Start > Artikel > Rhetorik: Redet Ihr Körper?

Redet Ihr Körper?

von Dr. Hans-Henning Schmidt

Liebe Freunde der Rhetorik,

Ihr Körper sendet fortwährend körpersprachliche Signale. Ihre Gesprächspartner erhalten in der Tat mehr als die Hälfte der Information über Ihre Körpersprache. Hören und sehen Sie einmal mehr ganz genau hin!

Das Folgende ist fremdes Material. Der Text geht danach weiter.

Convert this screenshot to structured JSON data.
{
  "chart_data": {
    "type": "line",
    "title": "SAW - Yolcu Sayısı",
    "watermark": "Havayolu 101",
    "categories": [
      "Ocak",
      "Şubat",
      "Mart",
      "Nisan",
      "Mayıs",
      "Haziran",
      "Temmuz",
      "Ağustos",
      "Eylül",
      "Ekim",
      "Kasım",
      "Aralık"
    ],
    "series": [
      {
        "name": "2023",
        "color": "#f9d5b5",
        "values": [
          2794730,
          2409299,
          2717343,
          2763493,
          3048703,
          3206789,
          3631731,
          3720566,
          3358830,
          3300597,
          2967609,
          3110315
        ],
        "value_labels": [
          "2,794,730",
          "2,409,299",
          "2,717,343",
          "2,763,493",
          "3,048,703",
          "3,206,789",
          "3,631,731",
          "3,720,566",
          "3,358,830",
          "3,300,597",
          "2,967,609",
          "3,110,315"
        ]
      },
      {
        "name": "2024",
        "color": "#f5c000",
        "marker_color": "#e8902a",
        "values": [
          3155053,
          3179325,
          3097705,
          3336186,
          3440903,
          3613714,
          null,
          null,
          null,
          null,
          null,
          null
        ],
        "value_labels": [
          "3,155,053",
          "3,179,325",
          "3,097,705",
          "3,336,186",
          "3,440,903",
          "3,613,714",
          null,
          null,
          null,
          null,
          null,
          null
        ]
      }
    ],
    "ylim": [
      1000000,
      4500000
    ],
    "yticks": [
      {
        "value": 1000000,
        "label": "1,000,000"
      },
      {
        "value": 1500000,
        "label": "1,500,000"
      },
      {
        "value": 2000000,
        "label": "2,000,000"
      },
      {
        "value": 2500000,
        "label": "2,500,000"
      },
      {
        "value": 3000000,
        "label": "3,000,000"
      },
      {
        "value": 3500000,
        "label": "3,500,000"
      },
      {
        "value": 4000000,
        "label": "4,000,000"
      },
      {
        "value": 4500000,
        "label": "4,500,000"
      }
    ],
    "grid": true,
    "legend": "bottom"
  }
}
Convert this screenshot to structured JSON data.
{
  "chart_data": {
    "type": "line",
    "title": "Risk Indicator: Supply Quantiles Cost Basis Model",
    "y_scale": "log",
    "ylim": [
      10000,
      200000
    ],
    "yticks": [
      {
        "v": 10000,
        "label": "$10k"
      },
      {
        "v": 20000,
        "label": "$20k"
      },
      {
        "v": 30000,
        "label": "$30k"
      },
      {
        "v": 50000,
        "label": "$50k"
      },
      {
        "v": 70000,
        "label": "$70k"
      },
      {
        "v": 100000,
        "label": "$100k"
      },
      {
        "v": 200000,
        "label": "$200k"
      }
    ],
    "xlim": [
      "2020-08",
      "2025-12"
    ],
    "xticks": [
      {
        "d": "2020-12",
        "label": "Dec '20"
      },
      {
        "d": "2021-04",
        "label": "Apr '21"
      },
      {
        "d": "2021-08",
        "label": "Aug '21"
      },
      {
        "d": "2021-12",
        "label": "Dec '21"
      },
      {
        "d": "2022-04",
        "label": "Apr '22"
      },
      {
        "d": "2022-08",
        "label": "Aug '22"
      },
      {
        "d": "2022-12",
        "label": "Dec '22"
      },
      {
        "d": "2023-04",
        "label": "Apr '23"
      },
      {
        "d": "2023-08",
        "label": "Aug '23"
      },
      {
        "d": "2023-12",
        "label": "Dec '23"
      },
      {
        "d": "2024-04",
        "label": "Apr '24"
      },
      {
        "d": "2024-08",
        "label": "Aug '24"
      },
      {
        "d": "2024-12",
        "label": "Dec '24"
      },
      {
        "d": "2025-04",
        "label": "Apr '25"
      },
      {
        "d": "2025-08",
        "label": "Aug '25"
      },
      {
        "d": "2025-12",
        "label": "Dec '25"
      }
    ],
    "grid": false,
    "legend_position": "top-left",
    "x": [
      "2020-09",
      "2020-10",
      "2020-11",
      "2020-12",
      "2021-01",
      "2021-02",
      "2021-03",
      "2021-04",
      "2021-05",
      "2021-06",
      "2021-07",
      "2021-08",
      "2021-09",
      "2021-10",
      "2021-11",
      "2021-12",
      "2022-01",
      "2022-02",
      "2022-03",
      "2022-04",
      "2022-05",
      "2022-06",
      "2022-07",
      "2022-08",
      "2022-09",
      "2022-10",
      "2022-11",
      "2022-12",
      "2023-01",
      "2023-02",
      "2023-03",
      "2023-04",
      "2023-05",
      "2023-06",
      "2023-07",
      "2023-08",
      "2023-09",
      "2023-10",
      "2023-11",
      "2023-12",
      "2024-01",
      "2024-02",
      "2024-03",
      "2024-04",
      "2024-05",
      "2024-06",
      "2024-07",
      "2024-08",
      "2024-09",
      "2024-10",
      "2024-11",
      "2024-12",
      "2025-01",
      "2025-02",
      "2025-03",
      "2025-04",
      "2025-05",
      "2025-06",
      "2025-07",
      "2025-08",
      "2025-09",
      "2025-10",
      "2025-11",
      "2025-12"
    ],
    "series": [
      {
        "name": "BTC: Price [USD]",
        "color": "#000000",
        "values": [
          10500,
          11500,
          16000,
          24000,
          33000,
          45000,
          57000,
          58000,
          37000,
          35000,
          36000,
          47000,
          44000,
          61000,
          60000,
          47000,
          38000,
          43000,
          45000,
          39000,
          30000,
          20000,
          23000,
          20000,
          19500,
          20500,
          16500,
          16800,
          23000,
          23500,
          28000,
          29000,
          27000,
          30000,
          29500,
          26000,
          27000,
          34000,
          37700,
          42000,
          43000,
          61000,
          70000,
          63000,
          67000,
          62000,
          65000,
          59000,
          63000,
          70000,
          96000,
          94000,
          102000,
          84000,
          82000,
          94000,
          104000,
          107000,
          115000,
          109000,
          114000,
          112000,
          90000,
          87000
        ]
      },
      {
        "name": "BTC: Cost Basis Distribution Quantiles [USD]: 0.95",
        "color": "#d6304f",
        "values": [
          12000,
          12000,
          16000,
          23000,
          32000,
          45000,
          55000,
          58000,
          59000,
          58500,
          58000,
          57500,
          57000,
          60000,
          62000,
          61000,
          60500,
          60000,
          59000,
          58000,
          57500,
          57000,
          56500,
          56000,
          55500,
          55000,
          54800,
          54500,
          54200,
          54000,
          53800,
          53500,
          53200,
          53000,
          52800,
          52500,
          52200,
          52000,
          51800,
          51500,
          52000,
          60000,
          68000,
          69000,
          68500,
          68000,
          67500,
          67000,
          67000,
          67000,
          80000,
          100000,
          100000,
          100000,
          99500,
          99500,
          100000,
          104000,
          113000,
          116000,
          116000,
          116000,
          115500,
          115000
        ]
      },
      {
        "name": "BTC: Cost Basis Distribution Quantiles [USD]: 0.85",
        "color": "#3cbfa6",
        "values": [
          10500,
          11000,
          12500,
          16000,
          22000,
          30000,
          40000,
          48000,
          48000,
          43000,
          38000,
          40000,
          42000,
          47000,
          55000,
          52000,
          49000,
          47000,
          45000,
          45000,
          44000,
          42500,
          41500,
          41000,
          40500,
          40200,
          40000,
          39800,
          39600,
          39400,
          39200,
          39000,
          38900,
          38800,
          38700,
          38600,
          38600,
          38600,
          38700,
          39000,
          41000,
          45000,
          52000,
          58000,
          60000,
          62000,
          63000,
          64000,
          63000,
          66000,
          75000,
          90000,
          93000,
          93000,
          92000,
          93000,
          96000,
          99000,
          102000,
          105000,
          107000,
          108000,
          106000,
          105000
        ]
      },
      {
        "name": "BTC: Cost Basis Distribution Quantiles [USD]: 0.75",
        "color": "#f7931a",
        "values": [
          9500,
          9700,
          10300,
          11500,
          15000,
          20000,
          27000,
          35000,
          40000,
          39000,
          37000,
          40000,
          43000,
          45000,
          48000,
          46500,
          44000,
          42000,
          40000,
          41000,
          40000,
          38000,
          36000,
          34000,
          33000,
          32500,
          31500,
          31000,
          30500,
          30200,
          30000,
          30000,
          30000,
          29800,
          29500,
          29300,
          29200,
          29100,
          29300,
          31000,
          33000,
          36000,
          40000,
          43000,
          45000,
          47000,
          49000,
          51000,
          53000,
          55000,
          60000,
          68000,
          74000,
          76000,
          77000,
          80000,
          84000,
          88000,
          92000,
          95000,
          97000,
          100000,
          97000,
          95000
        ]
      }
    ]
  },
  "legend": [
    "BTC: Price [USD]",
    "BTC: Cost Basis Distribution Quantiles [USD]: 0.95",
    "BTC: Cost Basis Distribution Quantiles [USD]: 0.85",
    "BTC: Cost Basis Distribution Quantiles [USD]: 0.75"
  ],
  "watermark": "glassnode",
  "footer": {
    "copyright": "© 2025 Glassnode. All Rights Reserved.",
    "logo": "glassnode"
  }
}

Gelegentlich stieß Joe Mittermann auf Zeitschriften und Zeitungen, in denen die Körpersprache der Prominenten gedeutet wurde. »Was verraten die Hände, die Arme, die Miene?« - so lauten die Überschriften. Sensations-Gier und Effekt-Hascherei sind dabei nicht auszuschließen.

Nun hält Joe Mittermann mit sich selbst Zwiesprache: »Muss ich das auch alles beherrschen um erfolgreich zu sein?«, fragte er sich. Seine Meinung schwankte zwischen Ablehnung und Begeisterung. Er braucht eine Orientierung.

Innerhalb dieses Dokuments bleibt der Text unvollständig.